24.04.2017  Schutzgeld für Werk in Syrien

Warum der Chef des Zementriesen LafargeHolcim gehen muss

Geht in gut zwei Monaten: Eric Olsen, Vorstandschef von LafargeHolcim.
Lafarge
Geht in gut zwei Monaten: Eric Olsen, Vorstandschef von LafargeHolcim.

Der Chef des französisch-schweizerischen Zementriesen LafargeHolcim, Eric Olsen, hat seinen Rücktritt Mitte Juli angekündigt. Interne Ermittlungen hätten ergeben, dass in Syrien in den Jahren 2013 und 2014 Gelder zum Schutz eines Zementwerks geflossen waren, die Empfänger der Summen aber nicht mit Sicherheit festgestellt werden konnten, wie das Unternehmen, das rund 90 000 Menschen beschäftigt und zuletzt etwa 27 Milliarden Schweizer Franken umsetzte, am Montag mitteilte.

Internen Ermittlungen zufolge ist Olsen zwar nicht in die Affäre verwickelt und war damals auch nicht informiert, wie er selbst am Montag betonte. Sein Rücktritt solle aber dabei helfen, dass bei LafargeHolcim wieder Ruhe einkehre.

Enthüllt hatte die Affäre im vergangenen Sommer die französische Zeitung "Le Monde". Demnach profitierte von den Zahlungen des Lafarge-Zementwerks in Dschalabija, etwa 150 Kilometer nordöstlich von Aleppo, vor allem die Dschihadistenmiliz Islamischer Staat (IS).

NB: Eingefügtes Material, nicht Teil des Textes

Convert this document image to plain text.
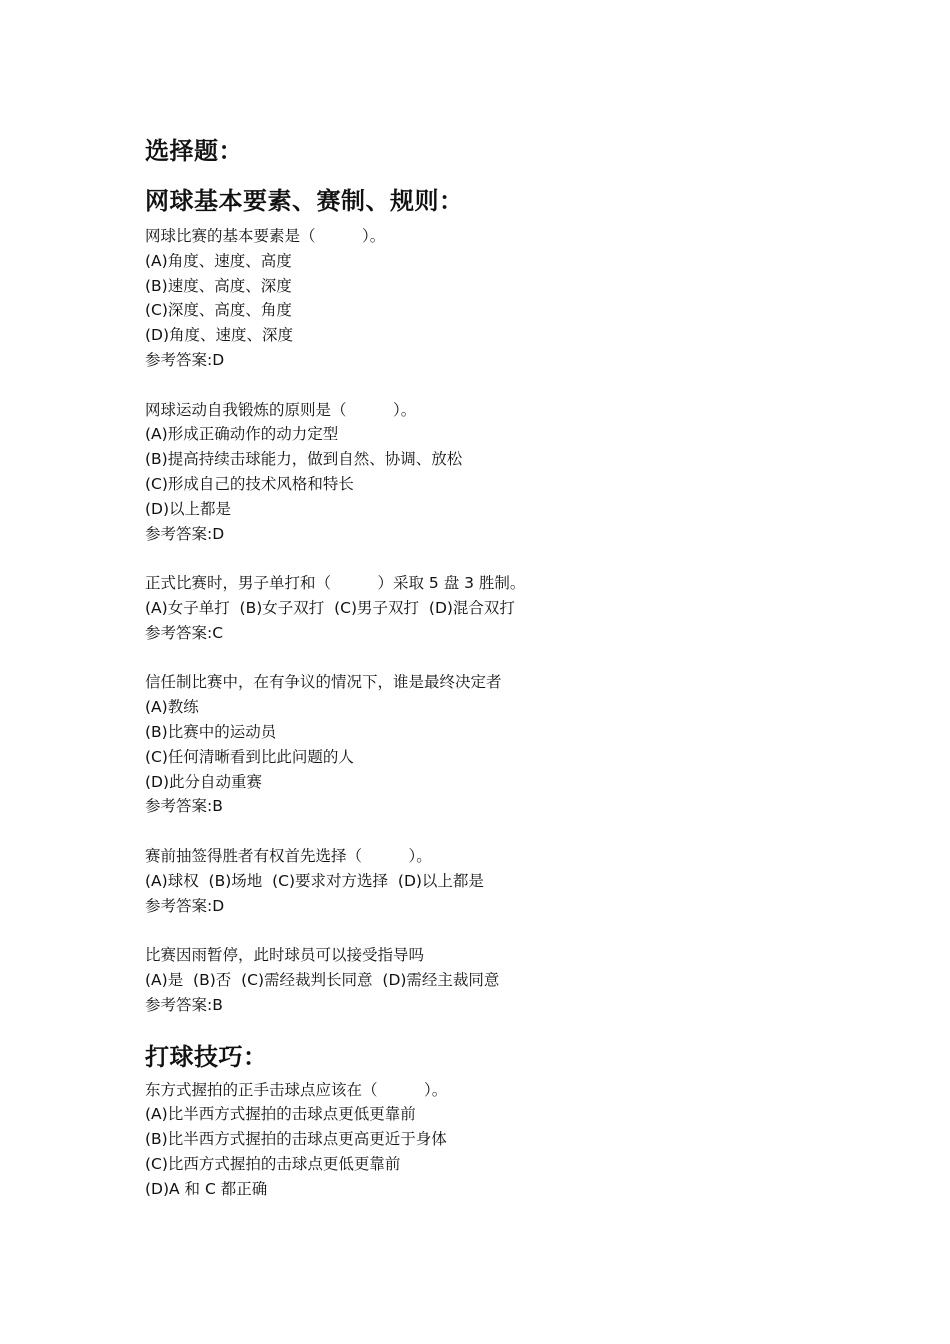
选择题：
网球基本要素、赛制、规则：
网球比赛的基本要素是（　　　）。
(A)角度、速度、高度
(B)速度、高度、深度
(C)深度、高度、角度
(D)角度、速度、深度
参考答案:D
网球运动自我锻炼的原则是（　　　）。
(A)形成正确动作的动力定型
(B)提高持续击球能力，做到自然、协调、放松
(C)形成自己的技术风格和特长
(D)以上都是
参考答案:D
正式比赛时，男子单打和（　　　）采取 5 盘 3 胜制。
(A)女子单打  (B)女子双打  (C)男子双打  (D)混合双打
参考答案:C
信任制比赛中，在有争议的情况下，谁是最终决定者
(A)教练
(B)比赛中的运动员
(C)任何清晰看到比此问题的人
(D)此分自动重赛
参考答案:B
赛前抽签得胜者有权首先选择（　　　）。
(A)球权  (B)场地  (C)要求对方选择  (D)以上都是
参考答案:D
比赛因雨暂停，此时球员可以接受指导吗
(A)是  (B)否  (C)需经裁判长同意  (D)需经主裁同意
参考答案:B
打球技巧：
东方式握拍的正手击球点应该在（　　　）。
(A)比半西方式握拍的击球点更低更靠前
(B)比半西方式握拍的击球点更高更近于身体
(C)比西方式握拍的击球点更低更靠前
(D)A 和 C 都正确
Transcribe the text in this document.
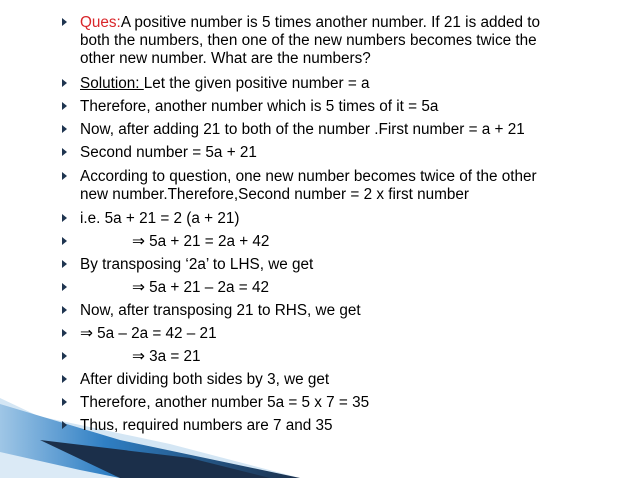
Ques:A positive number is 5 times another number. If 21 is added to
both the numbers, then one of the new numbers becomes twice the
other new number. What are the numbers?
Solution: Let the given positive number = a
Therefore, another number which is 5 times of it = 5a
Now, after adding 21 to both of the number .First number = a + 21
Second number = 5a + 21
According to question, one new number becomes twice of the other
new number.Therefore,Second number = 2 x first number
i.e. 5a + 21 = 2 (a + 21)
⇒ 5a + 21 = 2a + 42
By transposing ‘2a’ to LHS, we get
⇒ 5a + 21 – 2a = 42
Now, after transposing 21 to RHS, we get
⇒ 5a – 2a = 42 – 21
⇒ 3a = 21
After dividing both sides by 3, we get
Therefore, another number 5a = 5 x 7 = 35
Thus, required numbers are 7 and 35
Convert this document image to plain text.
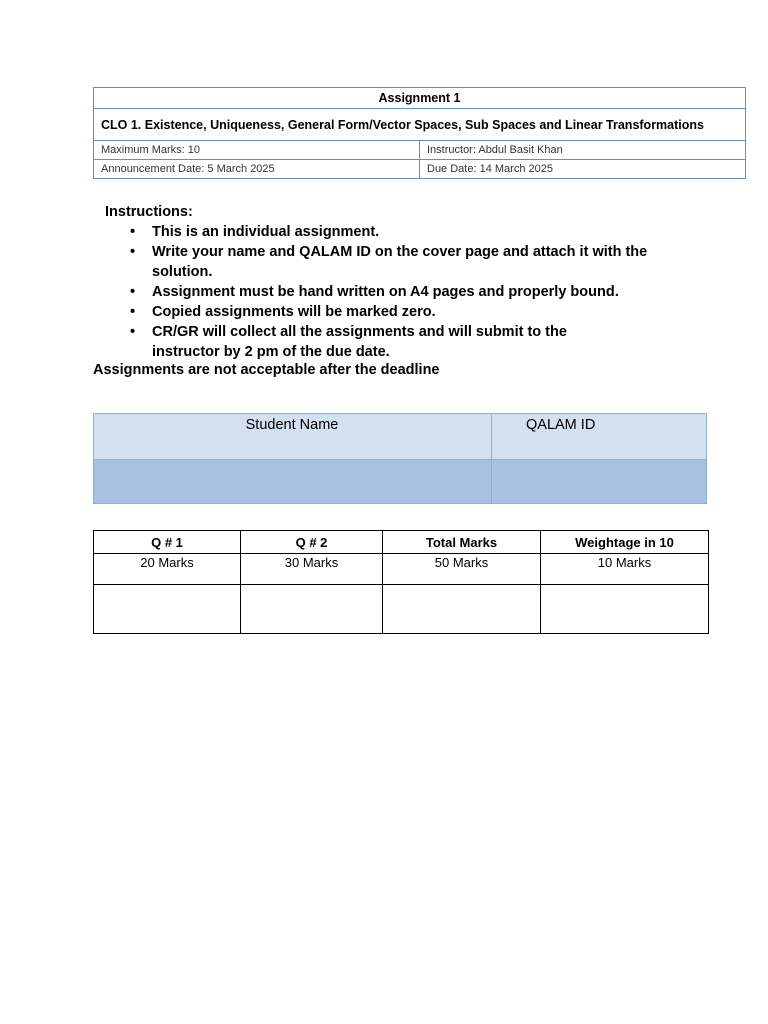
Assignment 1	
CLO 1. Existence, Uniqueness, General Form/Vector Spaces, Sub Spaces and Linear Transformations	
Maximum Marks: 10	Instructor: Abdul Basit Khan
Announcement Date: 5 March 2025	Due Date: 14 March 2025
Instructions:
• This is an individual assignment.
• Write your name and QALAM ID on the cover page and attach it with the solution.
• Assignment must be hand written on A4 pages and properly bound.
• Copied assignments will be marked zero.
• CR/GR will collect all the assignments and will submit to the instructor by 2 pm of the due date.
Assignments are not acceptable after the deadline
Student Name	QALAM ID

Q # 1	Q # 2	Total Marks	Weightage in 10
20 Marks	30 Marks	50 Marks	10 Marks
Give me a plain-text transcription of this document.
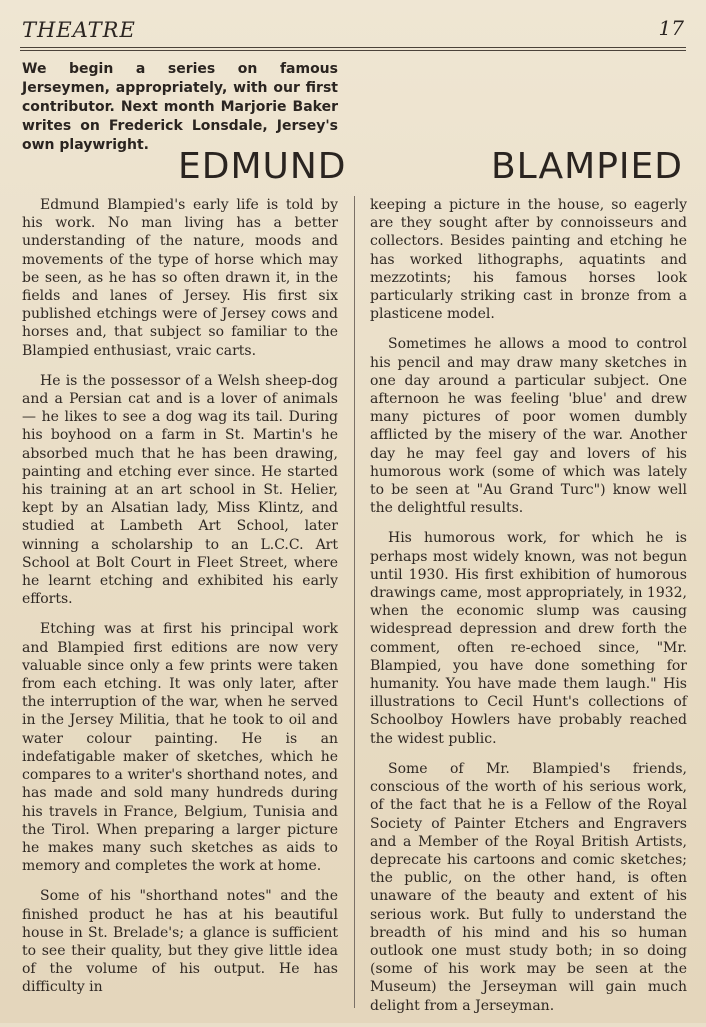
THEATRE	17
We begin a series on famous Jerseymen, appropriately, with our first contributor. Next month Marjorie Baker writes on Frederick Lonsdale, Jersey's own playwright.
EDMUND	BLAMPIED

Edmund Blampied's early life is told by his work. No man living has a better understanding of the nature, moods and movements of the type of horse which may be seen, as he has so often drawn it, in the fields and lanes of Jersey. His first six published etchings were of Jersey cows and horses and, that subject so familiar to the Blampied enthusiast, vraic carts.

He is the possessor of a Welsh sheep-dog and a Persian cat and is a lover of animals — he likes to see a dog wag its tail. During his boyhood on a farm in St. Martin's he absorbed much that he has been drawing, painting and etching ever since. He started his training at an art school in St. Helier, kept by an Alsatian lady, Miss Klintz, and studied at Lambeth Art School, later winning a scholarship to an L.C.C. Art School at Bolt Court in Fleet Street, where he learnt etching and exhibited his early efforts.

Etching was at first his principal work and Blampied first editions are now very valuable since only a few prints were taken from each etching. It was only later, after the interruption of the war, when he served in the Jersey Militia, that he took to oil and water colour painting. He is an indefatigable maker of sketches, which he compares to a writer's shorthand notes, and has made and sold many hundreds during his travels in France, Belgium, Tunisia and the Tirol. When preparing a larger picture he makes many such sketches as aids to memory and completes the work at home.

Some of his "shorthand notes" and the finished product he has at his beautiful house in St. Brelade's; a glance is sufficient to see their quality, but they give little idea of the volume of his output. He has difficulty in

keeping a picture in the house, so eagerly are they sought after by connoisseurs and collectors. Besides painting and etching he has worked lithographs, aquatints and mezzotints; his famous horses look particularly striking cast in bronze from a plasticene model.

Sometimes he allows a mood to control his pencil and may draw many sketches in one day around a particular subject. One afternoon he was feeling 'blue' and drew many pictures of poor women dumbly afflicted by the misery of the war. Another day he may feel gay and lovers of his humorous work (some of which was lately to be seen at "Au Grand Turc") know well the delightful results.

His humorous work, for which he is perhaps most widely known, was not begun until 1930. His first exhibition of humorous drawings came, most appropriately, in 1932, when the economic slump was causing widespread depression and drew forth the comment, often re-echoed since, "Mr. Blampied, you have done something for humanity. You have made them laugh." His illustrations to Cecil Hunt's collections of Schoolboy Howlers have probably reached the widest public.

Some of Mr. Blampied's friends, conscious of the worth of his serious work, of the fact that he is a Fellow of the Royal Society of Painter Etchers and Engravers and a Member of the Royal British Artists, deprecate his cartoons and comic sketches; the public, on the other hand, is often unaware of the beauty and extent of his serious work. But fully to understand the breadth of his mind and his so human outlook one must study both; in so doing (some of his work may be seen at the Museum) the Jerseyman will gain much delight from a Jerseyman.
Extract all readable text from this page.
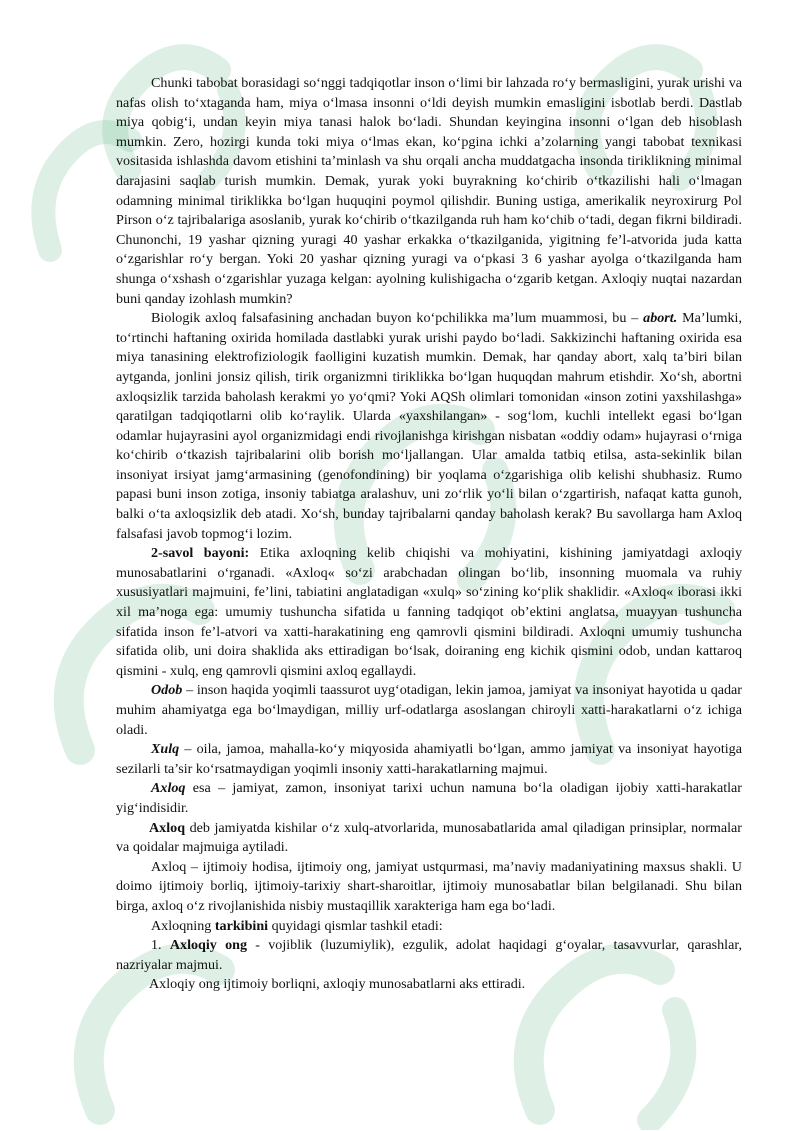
Chunki tabobat borasidagi so‘nggi tadqiqotlar inson o‘limi bir lahzada ro‘y bermasligini, yurak urishi va nafas olish to‘xtaganda ham, miya o‘lmasa insonni o‘ldi deyish mumkin emasligini isbotlab berdi. Dastlab miya qobig‘i, undan keyin miya tanasi halok bo‘ladi. Shundan keyingina insonni o‘lgan deb hisoblash mumkin. Zero, hozirgi kunda toki miya o‘lmas ekan, ko‘pgina ichki a’zolarning yangi tabobat texnikasi vositasida ishlashda davom etishini ta’minlash va shu orqali ancha muddatgacha insonda tiriklikning minimal darajasini saqlab turish mumkin. Demak, yurak yoki buyrakning ko‘chirib o‘tkazilishi hali o‘lmagan odamning minimal tiriklikka bo‘lgan huquqini poymol qilishdir. Buning ustiga, amerikalik neyroxirurg Pol Pirson o‘z tajribalariga asoslanib, yurak ko‘chirib o‘tkazilganda ruh ham ko‘chib o‘tadi, degan fikrni bildiradi. Chunonchi, 19 yashar qizning yuragi 40 yashar erkakka o‘tkazilganida, yigitning fe’l-atvorida juda katta o‘zgarishlar ro‘y bergan. Yoki 20 yashar qizning yuragi va o‘pkasi 3 6 yashar ayolga o‘tkazilganda ham shunga o‘xshash o‘zgarishlar yuzaga kelgan: ayolning kulishigacha o‘zgarib ketgan. Axloqiy nuqtai nazardan buni qanday izohlash mumkin?

Biologik axloq falsafasining anchadan buyon ko‘pchilikka ma’lum muammosi, bu – abort. Ma’lumki, to‘rtinchi haftaning oxirida homilada dastlabki yurak urishi paydo bo‘ladi. Sakkizinchi haftaning oxirida esa miya tanasining elektrofiziologik faolligini kuzatish mumkin. Demak, har qanday abort, xalq ta’biri bilan aytganda, jonlini jonsiz qilish, tirik organizmni tiriklikka bo‘lgan huquqdan mahrum etishdir. Xo‘sh, abortni axloqsizlik tarzida baholash kerakmi yo yo‘qmi? Yoki AQSh olimlari tomonidan «inson zotini yaxshilashga» qaratilgan tadqiqotlarni olib ko‘raylik. Ularda «yaxshilangan» - sog‘lom, kuchli intellekt egasi bo‘lgan odamlar hujayrasini ayol organizmidagi endi rivojlanishga kirishgan nisbatan «oddiy odam» hujayrasi o‘rniga ko‘chirib o‘tkazish tajribalarini olib borish mo‘ljallangan. Ular amalda tatbiq etilsa, asta-sekinlik bilan insoniyat irsiyat jamg‘armasining (genofondining) bir yoqlama o‘zgarishiga olib kelishi shubhasiz. Rumo papasi buni inson zotiga, insoniy tabiatga aralashuv, uni zo‘rlik yo‘li bilan o‘zgartirish, nafaqat katta gunoh, balki o‘ta axloqsizlik deb atadi. Xo‘sh, bunday tajribalarni qanday baholash kerak? Bu savollarga ham Axloq falsafasi javob topmog‘i lozim.

2-savol bayoni: Etika axloqning kelib chiqishi va mohiyatini, kishining jamiyatdagi axloqiy munosabatlarini o‘rganadi. «Axloq« so‘zi arabchadan olingan bo‘lib, insonning muomala va ruhiy xususiyatlari majmuini, fe’lini, tabiatini anglatadigan «xulq» so‘zining ko‘plik shaklidir. «Axloq« iborasi ikki xil ma’noga ega: umumiy tushuncha sifatida u fanning tadqiqot ob’ektini anglatsa, muayyan tushuncha sifatida inson fe’l-atvori va xatti-harakatining eng qamrovli qismini bildiradi. Axloqni umumiy tushuncha sifatida olib, uni doira shaklida aks ettiradigan bo‘lsak, doiraning eng kichik qismini odob, undan kattaroq qismini - xulq, eng qamrovli qismini axloq egallaydi.

Odob – inson haqida yoqimli taassurot uyg‘otadigan, lekin jamoa, jamiyat va insoniyat hayotida u qadar muhim ahamiyatga ega bo‘lmaydigan, milliy urf-odatlarga asoslangan chiroyli xatti-harakatlarni o‘z ichiga oladi.

Xulq – oila, jamoa, mahalla-ko‘y miqyosida ahamiyatli bo‘lgan, ammo jamiyat va insoniyat hayotiga sezilarli ta’sir ko‘rsatmaydigan yoqimli insoniy xatti-harakatlarning majmui.

Axloq esa – jamiyat, zamon, insoniyat tarixi uchun namuna bo‘la oladigan ijobiy xatti-harakatlar yig‘indisidir.

Axloq deb jamiyatda kishilar o‘z xulq-atvorlarida, munosabatlarida amal qiladigan prinsiplar, normalar va qoidalar majmuiga aytiladi.

Axloq – ijtimoiy hodisa, ijtimoiy ong, jamiyat ustqurmasi, ma’naviy madaniyatining maxsus shakli. U doimo ijtimoiy borliq, ijtimoiy-tarixiy shart-sharoitlar, ijtimoiy munosabatlar bilan belgilanadi. Shu bilan birga, axloq o‘z rivojlanishida nisbiy mustaqillik xarakteriga ham ega bo‘ladi.

Axloqning tarkibini quyidagi qismlar tashkil etadi:

1. Axloqiy ong - vojiblik (luzumiylik), ezgulik, adolat haqidagi g‘oyalar, tasavvurlar, qarashlar, nazriyalar majmui.

Axloqiy ong ijtimoiy borliqni, axloqiy munosabatlarni aks ettiradi.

Das französische Wirtschaftsministerium sowie mehrere Organisationen verklagten den Konzern daraufhin wegen Terrorismusfinanzierung sowie Umgehung von EU-Sanktionen gegen die Regierung des syrischen Präsidenten Baschar al-Assad.

LafargeHolcim startete eine interne Ermittlung. Im März räumte der Konzern ein, das Zementwerk habe Geld an Dritte gezahlt, das bewaffneten Gruppen zukam, gegen die wiederum Sanktionen verhängt waren. Gleichzeitig betonte der Konzern, die politische Lage in Syrien habe es erschwert, das Zementwerk und seine Beschäftigten zu schützen. Es sei letztlich "nicht mit Sicherheit" festzustellen gewesen, an wen das Geld tatsächlich floss.

Lafarge aus Frankreich und Holcim aus der Schweiz hatten 2015 fusioniert. Seitdem steht der US-Franzose Eric Olsen an der Spitze des Konzerns. Er werde seinen Posten am 15. Juli räumen, teilte LafargeHolcim am Montag mit. Die Suche nach einem Nachfolger habe begonnen.